Ms. Tyson became involved in shaping Montgomery schools' policies after the system failed to identify her son's learning disabilities. Elected to the school board in 1972, she served until 1976 and was an ally of parents seeking to exercise greater choice in their children's education.
"Some students learn better in innovative schools, and others do better in traditional schools," she told The Washington Post in 1972. "People should not be forced to go to one or another simply because it is in their attendance area."
She was an advocate for children with disabilities and their parents. In 1973, she led a charge to protect such children from Maryland's efforts to collect information about their diagnoses, citing privacy and civil liberty concerns.
Among the categories of disabilities listed by the state were "mental retardation," "multiple handicap" and "schizophrenia."
Ms. Tyson, known then by her married name, Mrs.

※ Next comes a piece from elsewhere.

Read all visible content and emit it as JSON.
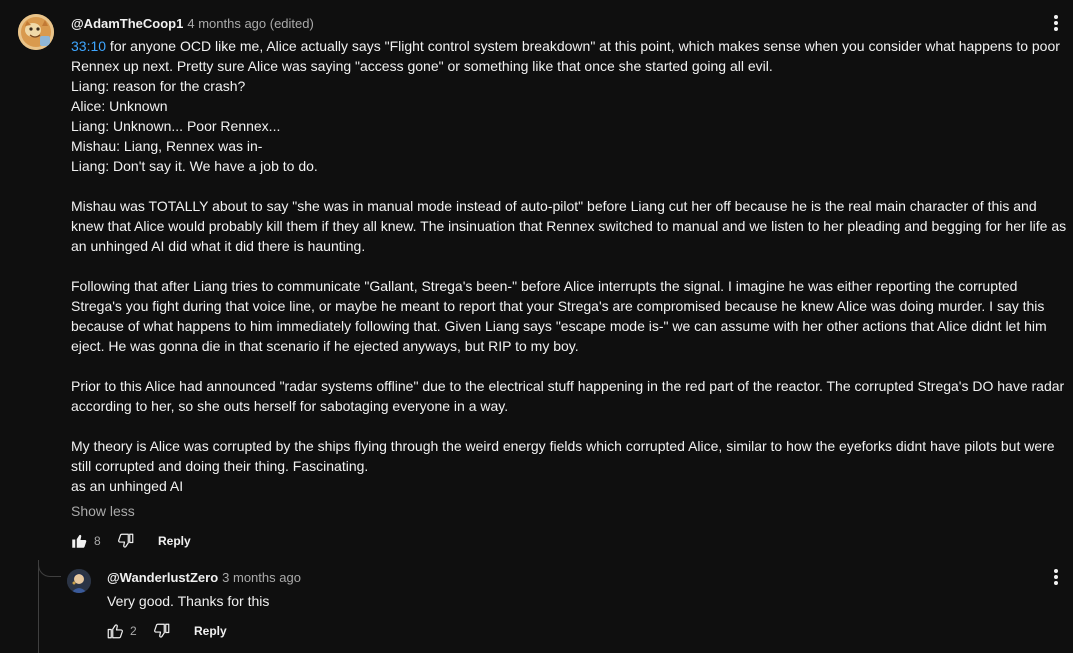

Bernstein, remarked that symptoms of those conditions "are often displayed by board members."
Reading from the state's form, she cited "constant daydreaming," "mild temper tantrum" and "limited reality awareness."
After leaving the board, she continued to work on education reform issues for nonprofit organizations and government task forces, including the D.C. Committee on Public Education.
She was a freelance writer and wrote two books, "A Conspiracy of Good Intentions: America's Textbook Fiasco" (1988) and "Who Will Teach the Children: Progress and Resistance in Teacher Education" (1994).
Harriet Agnes Tyson was born in San Antonio. She graduated from George Washington University in 1953.
She was a member of Foundry United Methodist Church in the District.
Her marriages to Royal Voegele and David Bernstein ended in divorce. A son from her first marriage, Mark Voegele, died in 2007.
Survivors include her husband of 18 years, William Willcox of Washington; a daughter from her first marriage, Anne Voegele of Alexandria; and a brother.